You've made some great points here which I'd like to have a bit more discussion about.

1. 14 Bolt Rear. I was actually headed down this road recently and found a unit locally with disc brakes. The thing that makes this axle really not work in my particular case is that there isn't a 3.54 gear set available. My options are 3.42 and 3.73. There aren't any 3.42 gears available for the Dana 44, so I'm stuck with 3.73. Going shorter in my gearing is not something I want to do, as the 6.9 diesel already spins up too high on the interstate. Eventually I want to do a GV Overdrive, and with 3.54 gearing it puts the engine right where I want it. Going to 3.73 and I'd still be spinning too high with the GV. So, I will be the first to acknowledge the benefits of a 14 bolt...clearly a big step up from the current Dana 60. Unfortunately, it isn't in the cards. As I search my soul on the "real" need to have a bigger axle, the fact remains that the Dana 60 has been holding up just fine with the type of usage I put the van thru. I'm going thru a rear disc conversion right now, and I'll be doing an Ox locker with 35 spline axle upgrades in the future.

2. TTB. I think TTB is awesome but I'm so far down the road with Boomer's suspension that starting over again at this point isn't in the cards. I really like the way the van rides 90% of the time. The last 10% of the time I'm having problems with dampening as well as spring rate. Once those final issues are fixed I'll be where I need to be.

3. Interesting viewpoint on the coilovers.

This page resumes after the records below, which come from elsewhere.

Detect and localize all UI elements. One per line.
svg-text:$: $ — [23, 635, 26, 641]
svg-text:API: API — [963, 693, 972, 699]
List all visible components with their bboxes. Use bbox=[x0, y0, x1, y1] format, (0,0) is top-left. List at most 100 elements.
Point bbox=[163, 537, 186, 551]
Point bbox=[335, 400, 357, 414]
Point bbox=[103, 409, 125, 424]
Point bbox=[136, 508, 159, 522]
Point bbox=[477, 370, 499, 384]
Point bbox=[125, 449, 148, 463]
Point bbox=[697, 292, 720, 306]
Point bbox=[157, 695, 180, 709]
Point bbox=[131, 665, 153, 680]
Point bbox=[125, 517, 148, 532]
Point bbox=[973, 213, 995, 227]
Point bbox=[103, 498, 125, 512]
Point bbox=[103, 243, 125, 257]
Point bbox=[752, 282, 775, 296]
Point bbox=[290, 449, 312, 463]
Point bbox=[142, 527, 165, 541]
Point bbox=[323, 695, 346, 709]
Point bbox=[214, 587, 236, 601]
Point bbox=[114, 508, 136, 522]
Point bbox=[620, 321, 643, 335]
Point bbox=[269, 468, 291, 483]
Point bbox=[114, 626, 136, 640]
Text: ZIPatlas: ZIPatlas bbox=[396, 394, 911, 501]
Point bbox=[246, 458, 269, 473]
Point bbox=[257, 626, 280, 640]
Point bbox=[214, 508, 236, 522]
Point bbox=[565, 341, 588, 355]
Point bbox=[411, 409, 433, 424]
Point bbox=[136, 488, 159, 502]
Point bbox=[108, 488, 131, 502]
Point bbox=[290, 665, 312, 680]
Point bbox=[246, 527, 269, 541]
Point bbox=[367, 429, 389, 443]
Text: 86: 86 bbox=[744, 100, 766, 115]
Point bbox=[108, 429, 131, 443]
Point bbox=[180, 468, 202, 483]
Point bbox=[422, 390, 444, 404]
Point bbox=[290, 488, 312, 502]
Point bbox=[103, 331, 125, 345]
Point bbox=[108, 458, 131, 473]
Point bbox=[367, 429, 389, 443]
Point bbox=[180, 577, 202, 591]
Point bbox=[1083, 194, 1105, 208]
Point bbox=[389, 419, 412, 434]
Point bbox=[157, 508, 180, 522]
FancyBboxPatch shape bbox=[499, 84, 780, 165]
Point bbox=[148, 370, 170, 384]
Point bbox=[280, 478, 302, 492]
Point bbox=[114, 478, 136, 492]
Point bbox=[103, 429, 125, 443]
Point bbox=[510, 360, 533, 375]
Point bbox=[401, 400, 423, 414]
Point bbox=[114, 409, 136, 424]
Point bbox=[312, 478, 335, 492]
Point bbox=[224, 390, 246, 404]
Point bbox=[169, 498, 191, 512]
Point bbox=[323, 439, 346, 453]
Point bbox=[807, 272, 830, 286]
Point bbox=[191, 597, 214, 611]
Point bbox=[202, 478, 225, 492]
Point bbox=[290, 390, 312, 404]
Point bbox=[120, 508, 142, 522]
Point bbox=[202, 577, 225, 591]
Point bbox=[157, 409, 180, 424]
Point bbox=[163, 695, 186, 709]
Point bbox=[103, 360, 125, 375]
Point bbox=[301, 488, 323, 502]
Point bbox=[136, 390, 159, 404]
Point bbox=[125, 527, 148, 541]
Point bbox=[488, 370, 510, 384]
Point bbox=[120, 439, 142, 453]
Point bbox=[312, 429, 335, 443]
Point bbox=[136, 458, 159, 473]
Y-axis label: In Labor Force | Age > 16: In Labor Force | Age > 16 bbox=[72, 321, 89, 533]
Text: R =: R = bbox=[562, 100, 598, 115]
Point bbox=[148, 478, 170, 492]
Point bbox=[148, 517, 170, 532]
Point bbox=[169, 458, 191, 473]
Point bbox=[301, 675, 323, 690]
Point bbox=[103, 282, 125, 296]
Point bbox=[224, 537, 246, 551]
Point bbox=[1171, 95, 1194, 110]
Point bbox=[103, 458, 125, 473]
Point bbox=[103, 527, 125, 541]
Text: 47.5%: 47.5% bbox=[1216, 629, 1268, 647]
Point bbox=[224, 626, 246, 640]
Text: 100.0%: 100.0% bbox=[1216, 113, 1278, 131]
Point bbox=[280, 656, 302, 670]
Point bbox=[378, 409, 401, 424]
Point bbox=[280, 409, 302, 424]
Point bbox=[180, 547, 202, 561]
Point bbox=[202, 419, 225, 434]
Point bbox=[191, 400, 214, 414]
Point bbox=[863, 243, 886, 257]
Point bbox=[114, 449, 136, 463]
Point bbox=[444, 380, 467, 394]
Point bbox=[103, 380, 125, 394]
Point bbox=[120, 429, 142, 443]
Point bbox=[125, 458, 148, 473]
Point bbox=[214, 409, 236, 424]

My typical usage is around 2500 miles per year, half of which being higher speed dirt. I do about 50 miles of actual "trail" a year, an none of it involves lifting a tire ;) With that sort of usage in mind, would coilovers present all that much more maintenance headache than if I were to have equally rebuildable/tunable emulsion smooth body shocks? I have no intention of going with an off the shelf damper solution, as the valving required in my rig due to both weight and center of gravity exceed (by a large margin) what a typical heavy duty shock can accommodate. I obliterate Rancho 9000 units (2" piston, 7/8" shaft) in 20 minutes of higher speed dirt travel. Bilstein shocks in the 7000 and 9000 series look like a possibility, but their quality from unit to unit seems pretty variable these days. With your background and experience, I'm curious what brands / models you run in your rig.

Thanks again. Good stuff.

SG
 

RIDGE

Adventurer
As far as your 2500 miles per year thing...I think Boomer should come out west for a winter. You could leave him at my place and we could explore Utah, Death Valley, and Baja (3 different trips). We could avoid lifting tires! I'd love to go on a couple of your trips as well.

It's unfortunate about the gearing you need but at least your Dana 60 is a full floater, so you can still get home with a broken shaft.

I don't have experience in driving a camper van off road yet, so I can't really relate. My green van is much lighter and I don't notice much fade, even after bombing down a dirt road for 60 miles (at 55mph). I'm always aired down quite a bit: 15psi on all the faster roads, 9psi on the trails. My 35" tires soak up a lot when aired down. Anyhoo, I'm using the Fox shocks that Agile Off-Road valved and haven't touched them in 10,000 miles (2,500 of dirt). I'm a Fox fan (they've sponsored me in motocross for years).

I wish you could do the TTB Dana 50 conversion...it's so reliable and easy to maintain, but I get where you're coming from. I've owned 6 four wheel drive vans and the TTB is 10 times better than any conversion I've driven. I will be interested to compare our Falcons once we meet up for a trip!

Coil-overs will put a lot of stress on their mounting locations. The force isn't spread out like factory coil buckets. If you break a mount, you will most likely mess up an expensive shock and you'll need a welder to get back home. You're smart though, so I'm sure you will address that situation.

Judging by this thread I don't see shock maintenance being any problem for you! I wish I had your work ethic! It might be a pain in the butt to get the valving right at first. If I were you, I'd give Ramsey a call. He personally valves coil-overs and he owns a van similar to yours. I bet he can get you in the ballpark with the valving over the phone. He's very, very knowledgeable.